A mediados del siglo XX las regiones menos desarrolladas de nuestro país tenían una situación de pobreza y necesidad extrema debido a que apenas existían industrias y las posibilidades de trabajo en la agricultura y la pesca eran estacionales y mal remuneradas. Esto comenzó a cambiar después de los planes de desarrollo económico y cuando se desarrolló el sector turístico una vez superado el aislamiento internacional impuesto al régimen de Franco. En esas condiciones la única forma de intentar mejorar de vida era la emigración a otras zonas más desarrolladas de España y por supuesto al extranjero. Eso fue lo que sucedió a partir de finales de los años cincuenta, cuando muchos andaluces, extremeños y murcianos emigraron con la esperanza de poder enviar dinero para mantener a sus familias y en caso de que acompañase la suerte, poder llevarlos con ellos a los lugares donde encontraron trabajo. No hay pueblo de nuestra tierra que no tenga una buena parte de sus hijos y descendientes viviendo en Madrid, País Vasco o Cataluña. Como es lógico suponer estos emigrantes se adaptaron a vivir en esas tierras y algunos de ellos progresaron con mucho esfuerzo y trabajo duro y así lograron que sus hijos tuvieran un futuro algo mejor, aunque como consecuencia de ello tuvieron que adaptarse a su nueva situación y poco a poco fueron perdiendo parte de su identidad, aunque siguen teniendo sus antiguas preferencias en fútbol y política. Hablando de fútbol suelen ser seguidores del equipo de sus abuelos y los hay colchoneros, merengues, béticos, sevillistas, periquitos, culés e incluso acérrimos hinchas del Real Jaén, como este que suscribe. En el caso de Cataluña, en cuestiones políticas cambia mucho esta diversidad de opiniones. Aquí si queda el recuerdo familiar y la mayoría son ideológicamente de izquierda y en consecuencia cuando tuvimos democracia votaron al PSC, PSUC e incluso Esquerra.

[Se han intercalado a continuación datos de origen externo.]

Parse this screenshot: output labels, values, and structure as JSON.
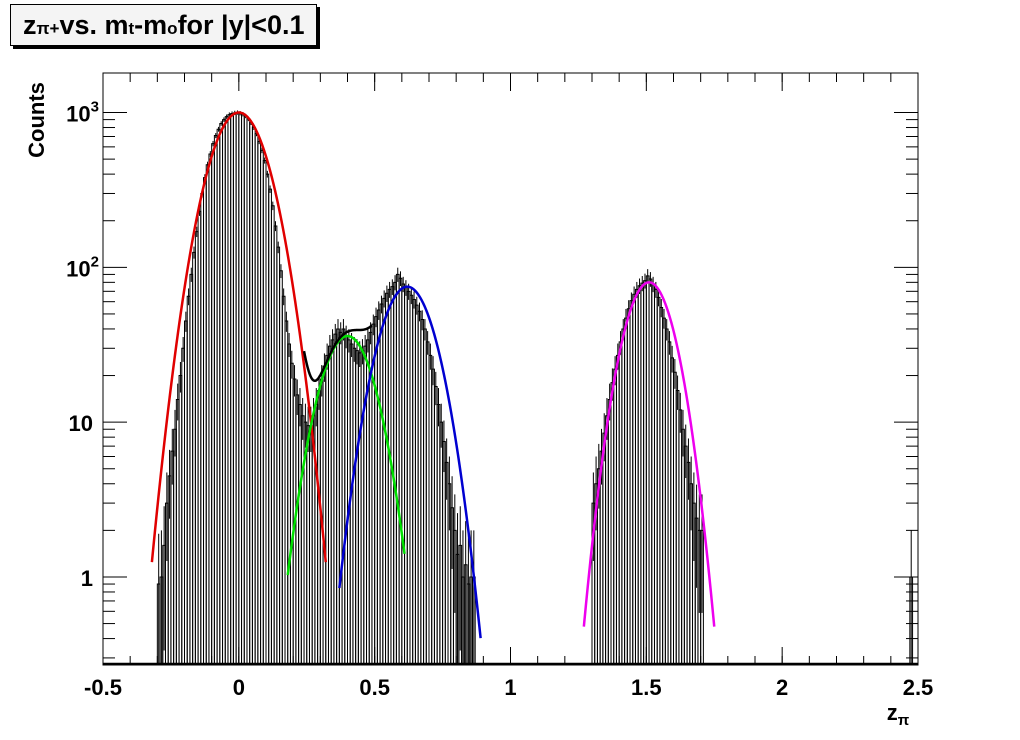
{
  "chart_data": {
    "type": "line",
    "title": {
      "parts": [
        {
          "text": "z",
          "style": "normal"
        },
        {
          "text": "π+",
          "style": "sub"
        },
        {
          "text": " vs. m",
          "style": "normal"
        },
        {
          "text": "t",
          "style": "sub"
        },
        {
          "text": "-m",
          "style": "normal"
        },
        {
          "text": "o",
          "style": "sub"
        },
        {
          "text": " for |y|<0.1",
          "style": "normal"
        }
      ]
    },
    "xlabel": {
      "main": "z",
      "sub": "π"
    },
    "ylabel": "Counts",
    "xlim": [
      -0.5,
      2.5
    ],
    "ylim": [
      0.27,
      1800
    ],
    "yscale": "log",
    "grid": false,
    "legend": "none",
    "x_ticks": [
      {
        "value": -0.5,
        "label": "-0.5"
      },
      {
        "value": 0,
        "label": "0"
      },
      {
        "value": 0.5,
        "label": "0.5"
      },
      {
        "value": 1,
        "label": "1"
      },
      {
        "value": 1.5,
        "label": "1.5"
      },
      {
        "value": 2,
        "label": "2"
      },
      {
        "value": 2.5,
        "label": "2.5"
      }
    ],
    "y_ticks": [
      {
        "value": 1,
        "label": "1",
        "exp": ""
      },
      {
        "value": 10,
        "label": "10",
        "exp": ""
      },
      {
        "value": 100,
        "label": "10",
        "exp": "2"
      },
      {
        "value": 1000,
        "label": "10",
        "exp": "3"
      }
    ],
    "histogram": {
      "bin_width": 0.01,
      "color": "#000000",
      "bins": [
        [
          -0.3,
          0.9
        ],
        [
          -0.29,
          1.0
        ],
        [
          -0.28,
          1.6
        ],
        [
          -0.27,
          3.0
        ],
        [
          -0.26,
          4.5
        ],
        [
          -0.25,
          6.5
        ],
        [
          -0.24,
          9.0
        ],
        [
          -0.23,
          14
        ],
        [
          -0.22,
          20
        ],
        [
          -0.21,
          30
        ],
        [
          -0.2,
          45
        ],
        [
          -0.19,
          65
        ],
        [
          -0.18,
          90
        ],
        [
          -0.17,
          125
        ],
        [
          -0.16,
          170
        ],
        [
          -0.15,
          230
        ],
        [
          -0.14,
          300
        ],
        [
          -0.13,
          380
        ],
        [
          -0.12,
          460
        ],
        [
          -0.11,
          540
        ],
        [
          -0.1,
          630
        ],
        [
          -0.09,
          710
        ],
        [
          -0.08,
          780
        ],
        [
          -0.07,
          850
        ],
        [
          -0.06,
          900
        ],
        [
          -0.05,
          940
        ],
        [
          -0.04,
          970
        ],
        [
          -0.03,
          985
        ],
        [
          -0.02,
          995
        ],
        [
          -0.01,
          1000
        ],
        [
          0.0,
          990
        ],
        [
          0.01,
          975
        ],
        [
          0.02,
          950
        ],
        [
          0.03,
          910
        ],
        [
          0.04,
          860
        ],
        [
          0.05,
          800
        ],
        [
          0.06,
          730
        ],
        [
          0.07,
          650
        ],
        [
          0.08,
          570
        ],
        [
          0.09,
          490
        ],
        [
          0.1,
          400
        ],
        [
          0.11,
          320
        ],
        [
          0.12,
          250
        ],
        [
          0.13,
          185
        ],
        [
          0.14,
          135
        ],
        [
          0.15,
          95
        ],
        [
          0.16,
          65
        ],
        [
          0.17,
          45
        ],
        [
          0.18,
          32
        ],
        [
          0.19,
          24
        ],
        [
          0.2,
          19
        ],
        [
          0.21,
          15
        ],
        [
          0.22,
          13
        ],
        [
          0.23,
          11
        ],
        [
          0.24,
          10
        ],
        [
          0.25,
          9.5
        ],
        [
          0.26,
          9.5
        ],
        [
          0.27,
          11
        ],
        [
          0.28,
          13
        ],
        [
          0.29,
          16
        ],
        [
          0.3,
          19
        ],
        [
          0.31,
          23
        ],
        [
          0.32,
          27
        ],
        [
          0.33,
          31
        ],
        [
          0.34,
          34
        ],
        [
          0.35,
          37
        ],
        [
          0.36,
          40
        ],
        [
          0.37,
          38
        ],
        [
          0.38,
          40
        ],
        [
          0.39,
          36
        ],
        [
          0.4,
          34
        ],
        [
          0.41,
          32
        ],
        [
          0.42,
          30
        ],
        [
          0.43,
          29
        ],
        [
          0.44,
          28
        ],
        [
          0.45,
          29
        ],
        [
          0.46,
          31
        ],
        [
          0.47,
          34
        ],
        [
          0.48,
          38
        ],
        [
          0.49,
          43
        ],
        [
          0.5,
          48
        ],
        [
          0.51,
          53
        ],
        [
          0.52,
          58
        ],
        [
          0.53,
          63
        ],
        [
          0.54,
          68
        ],
        [
          0.55,
          72
        ],
        [
          0.56,
          75
        ],
        [
          0.57,
          80
        ],
        [
          0.58,
          90
        ],
        [
          0.59,
          85
        ],
        [
          0.6,
          78
        ],
        [
          0.61,
          74
        ],
        [
          0.62,
          70
        ],
        [
          0.63,
          66
        ],
        [
          0.64,
          62
        ],
        [
          0.65,
          57
        ],
        [
          0.66,
          52
        ],
        [
          0.67,
          46
        ],
        [
          0.68,
          40
        ],
        [
          0.69,
          33
        ],
        [
          0.7,
          27
        ],
        [
          0.71,
          22
        ],
        [
          0.72,
          17
        ],
        [
          0.73,
          13
        ],
        [
          0.74,
          10
        ],
        [
          0.75,
          7.5
        ],
        [
          0.76,
          5.5
        ],
        [
          0.77,
          4.0
        ],
        [
          0.78,
          2.8
        ],
        [
          0.79,
          2.0
        ],
        [
          0.8,
          1.4
        ],
        [
          0.81,
          1.6
        ],
        [
          0.82,
          1.0
        ],
        [
          0.83,
          1.2
        ],
        [
          0.84,
          0.9
        ],
        [
          0.85,
          1.0
        ],
        [
          0.86,
          1.0
        ],
        [
          1.3,
          3.0
        ],
        [
          1.31,
          4.0
        ],
        [
          1.32,
          5.0
        ],
        [
          1.33,
          6.5
        ],
        [
          1.34,
          8.5
        ],
        [
          1.35,
          11
        ],
        [
          1.36,
          14
        ],
        [
          1.37,
          18
        ],
        [
          1.38,
          22
        ],
        [
          1.39,
          27
        ],
        [
          1.4,
          33
        ],
        [
          1.41,
          40
        ],
        [
          1.42,
          47
        ],
        [
          1.43,
          54
        ],
        [
          1.44,
          61
        ],
        [
          1.45,
          67
        ],
        [
          1.46,
          72
        ],
        [
          1.47,
          76
        ],
        [
          1.48,
          79
        ],
        [
          1.49,
          82
        ],
        [
          1.5,
          88
        ],
        [
          1.51,
          84
        ],
        [
          1.52,
          78
        ],
        [
          1.53,
          72
        ],
        [
          1.54,
          64
        ],
        [
          1.55,
          55
        ],
        [
          1.56,
          47
        ],
        [
          1.57,
          40
        ],
        [
          1.58,
          33
        ],
        [
          1.59,
          26
        ],
        [
          1.6,
          21
        ],
        [
          1.61,
          16
        ],
        [
          1.62,
          12
        ],
        [
          1.63,
          9.0
        ],
        [
          1.64,
          7.0
        ],
        [
          1.65,
          5.5
        ],
        [
          1.66,
          4.0
        ],
        [
          1.67,
          3.0
        ],
        [
          1.68,
          2.4
        ],
        [
          1.69,
          2.0
        ],
        [
          1.7,
          2.0
        ],
        [
          2.47,
          1.0
        ]
      ]
    },
    "series": [
      {
        "color": "#e00000",
        "gaussian": {
          "amplitude": 1000,
          "mean": 0.0,
          "sigma": 0.0875
        },
        "range": [
          -0.32,
          0.32
        ]
      },
      {
        "color": "#00e000",
        "gaussian": {
          "amplitude": 36,
          "mean": 0.4,
          "sigma": 0.0825
        },
        "range": [
          0.18,
          0.61
        ]
      },
      {
        "color": "#0000d0",
        "gaussian": {
          "amplitude": 75,
          "mean": 0.62,
          "sigma": 0.0835
        },
        "range": [
          0.37,
          0.89
        ]
      },
      {
        "color": "#ee00ee",
        "gaussian": {
          "amplitude": 80,
          "mean": 1.51,
          "sigma": 0.075
        },
        "range": [
          1.27,
          1.75
        ]
      },
      {
        "color": "#000000",
        "sum_of_gaussians": [
          0,
          1,
          2
        ],
        "range": [
          0.24,
          0.49
        ]
      }
    ],
    "baseline_color": "#000000"
  }
}
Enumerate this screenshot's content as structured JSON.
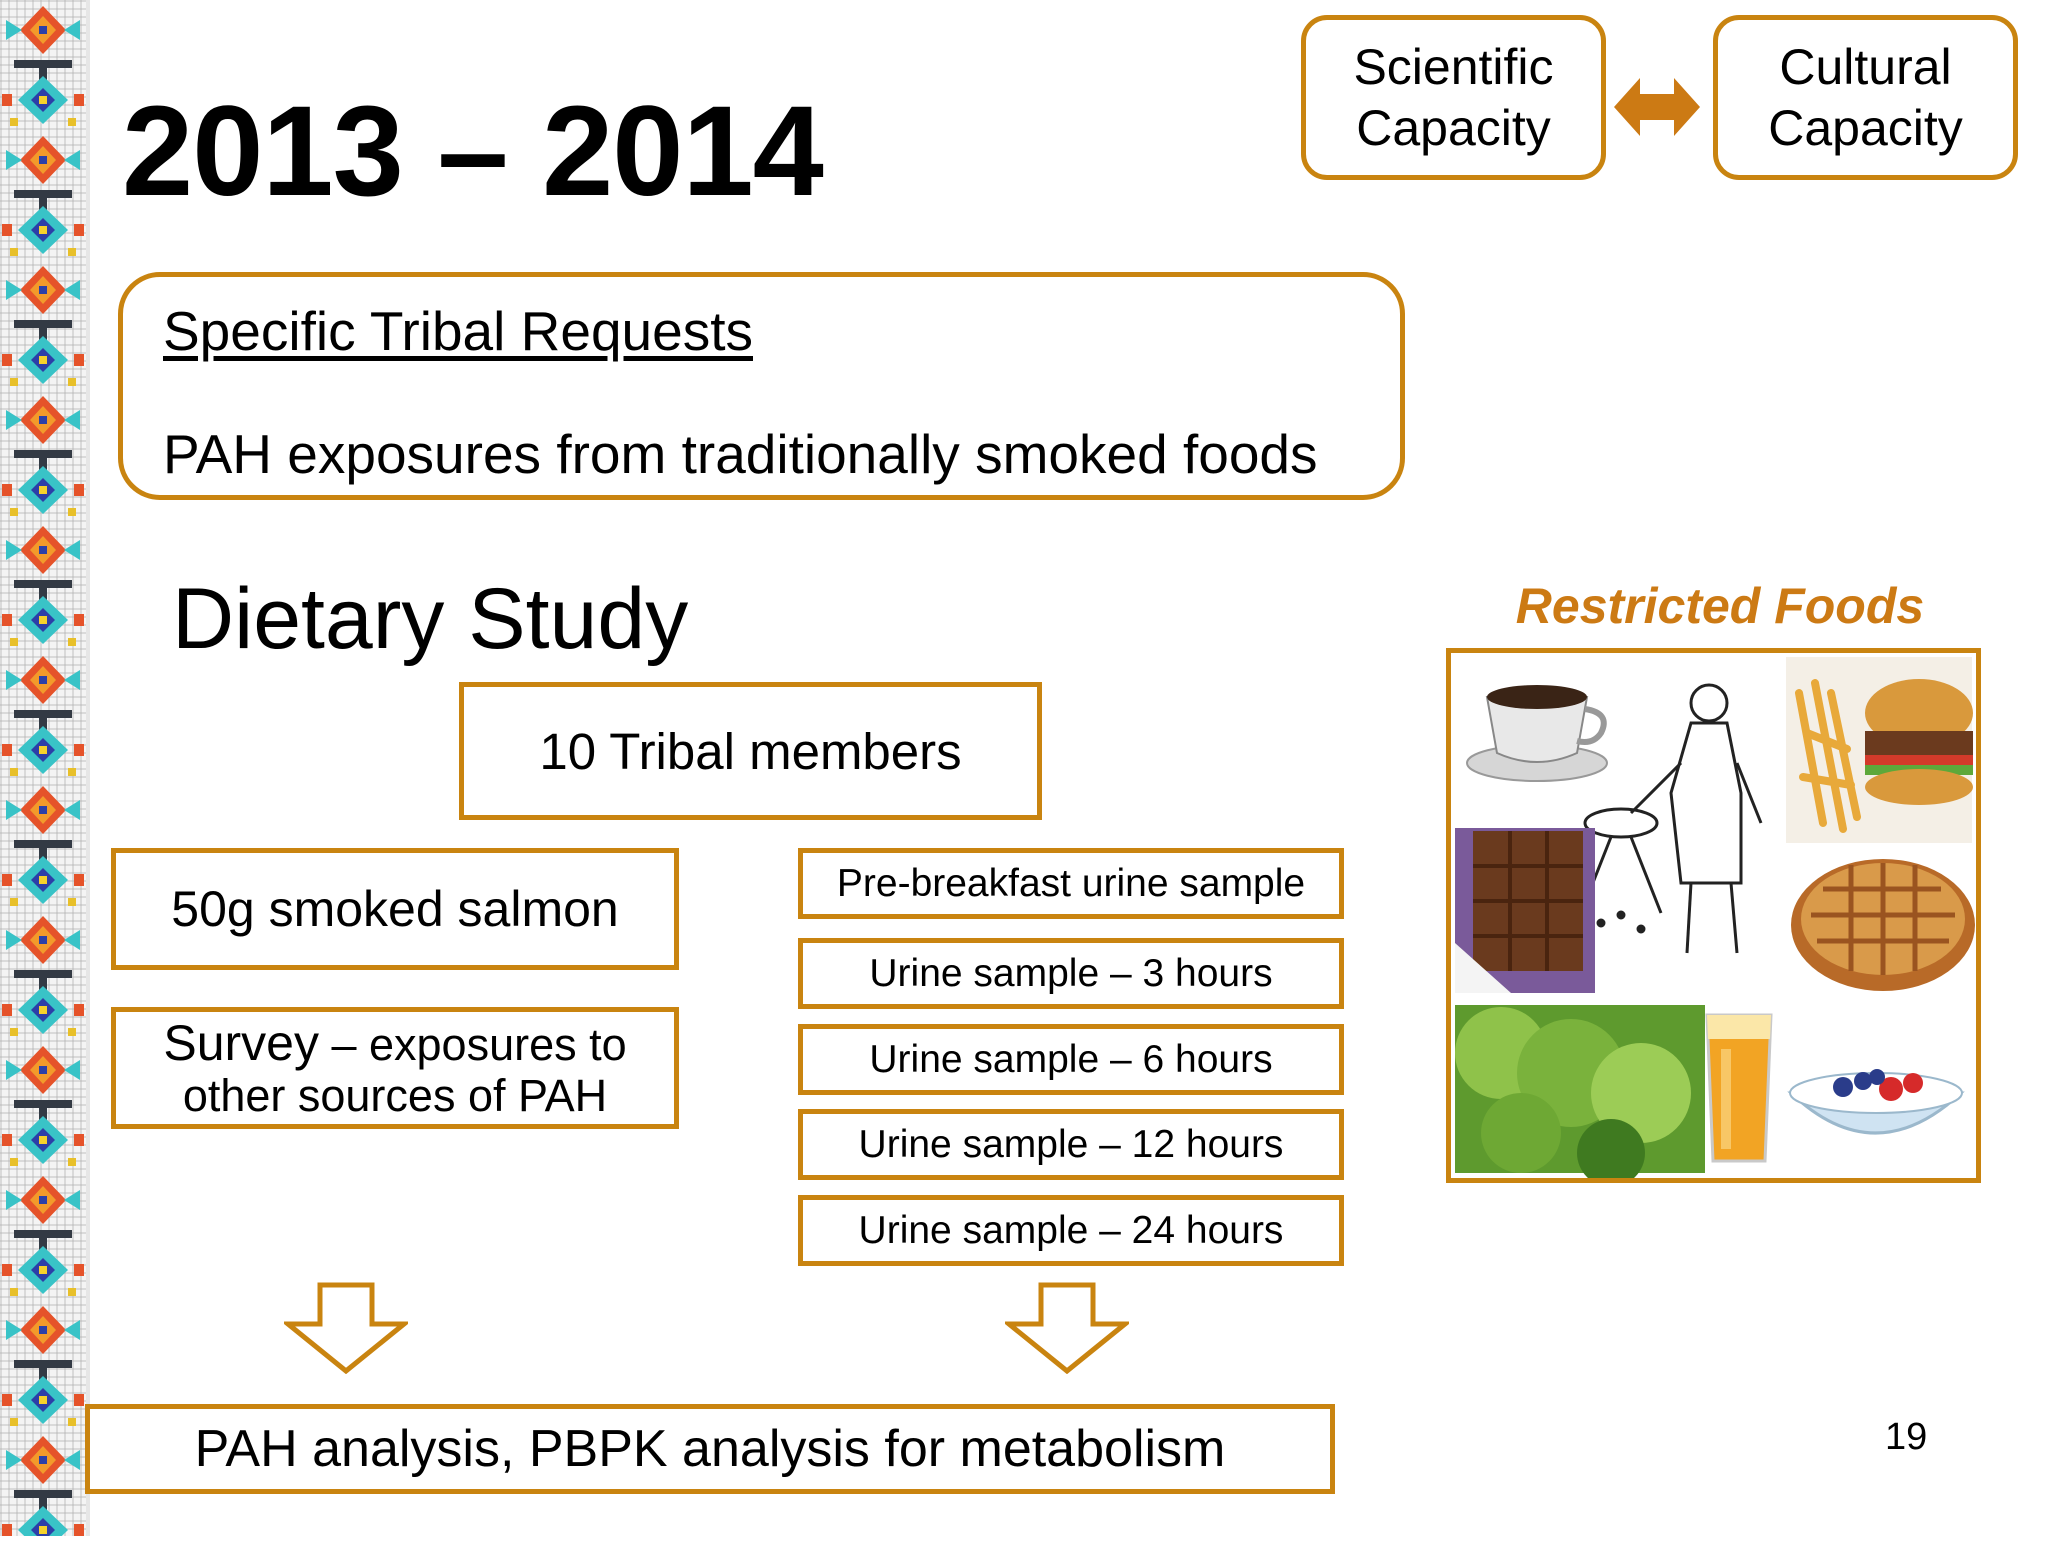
{
  "title": "2013 – 2014",
  "capacity": {
    "scientific": [
      "Scientific",
      "Capacity"
    ],
    "cultural": [
      "Cultural",
      "Capacity"
    ]
  },
  "requests": {
    "heading": "Specific Tribal Requests",
    "text": "PAH exposures from traditionally smoked foods"
  },
  "study": {
    "title": "Dietary Study",
    "members": "10 Tribal members",
    "salmon": "50g smoked salmon",
    "survey_line1_lead": "Survey",
    "survey_line1_rest": " – exposures to",
    "survey_line2": "other sources of PAH",
    "samples": [
      "Pre-breakfast urine sample",
      "Urine sample – 3 hours",
      "Urine sample – 6 hours",
      "Urine sample – 12 hours",
      "Urine sample – 24 hours"
    ],
    "analysis": "PAH analysis, PBPK analysis for metabolism"
  },
  "restricted": {
    "title": "Restricted Foods"
  },
  "page_number": "19",
  "colors": {
    "accent": "#c98410",
    "arrow": "#cc7a14",
    "restricted_title": "#cc7a14"
  }
}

Esta segunda generación ya apenas conoce la tierra de sus mayores, aunque a veces vuelven a los pueblos de sus ancestros y disfrutan viendo los paisajes y la forma de vida actual que ya no se corresponde con los recuerdos que les contaron sus abuelos. Cuando regresan de ese viaje de vacaciones que siempre es una aventura más que agradable, algunos olvidan sus raíces y vuelven a sentirse sólo catalanes e incluso piensan que les iría mejor si se independizasen de España, o al menos eso es lo que dicen y defienden. Uno de estos ingratos nuevos catalanes, hijo de una familia emigrante de Jaén, se afilió a un partido de izquierda independentista y ha llegado a ser diputado y baranda de su partido en el Congreso, donde desde posiciones de izquierda defiende las tesis más radicales de apoyo a la autodeterminación de Cataluña. Este aprendiz de rufián hace ya bastante tiempo que pulula por Madrid y le ha tomado gusto al asunto de la movida madrileña y demás prebendas derivadas de la envidiable posición que le permite vivir como chota con dos madres, mamando al unísono de la ubre independentista a cuenta del presupuesto de la ubre patria, mientras pega mordiscos a la mano que le da de comer y juega por libre en la cuerda floja de la política nacional donde ahora pretende asentar sus reales.
A algunos potenciales desahuciados y gente que ya no suma se les han puesto los ojos como platos viendo una posible vía para no descarrilar en los próximos comicios. Algo tienen que explorar y en ello se afanan, porque no les queda otra. Al parecer en las mentes ortodoxas de la izquierda catalana, a la que dice representar el diputado advenedizo, no cabe esa derivada en clave nacional y ya está calando el mensaje de que se le va a caer el tinglado a ese botifler charnego de boina capada que pretende asentarse en el gallinero patrio como el gallito que, luciendo plumas ya ajadas y barretina roja a modo de cresta decaída, cacarea ansioso buscando agrupar a su alrededor pollos, gallinas, cluecas, patos e incluso pavas decrépitas. Según él, todo suma en el pajar si se ponen los huevos en su nidal. Mientras tanto la tramoya se cae y cambia un día sí y el otro también. Los actores continúan impertérritos y siguen representando su rol como si no pasara nada. Estaremos atentos al espectáculo que tiene fecha de caducidad, ¿en 2027?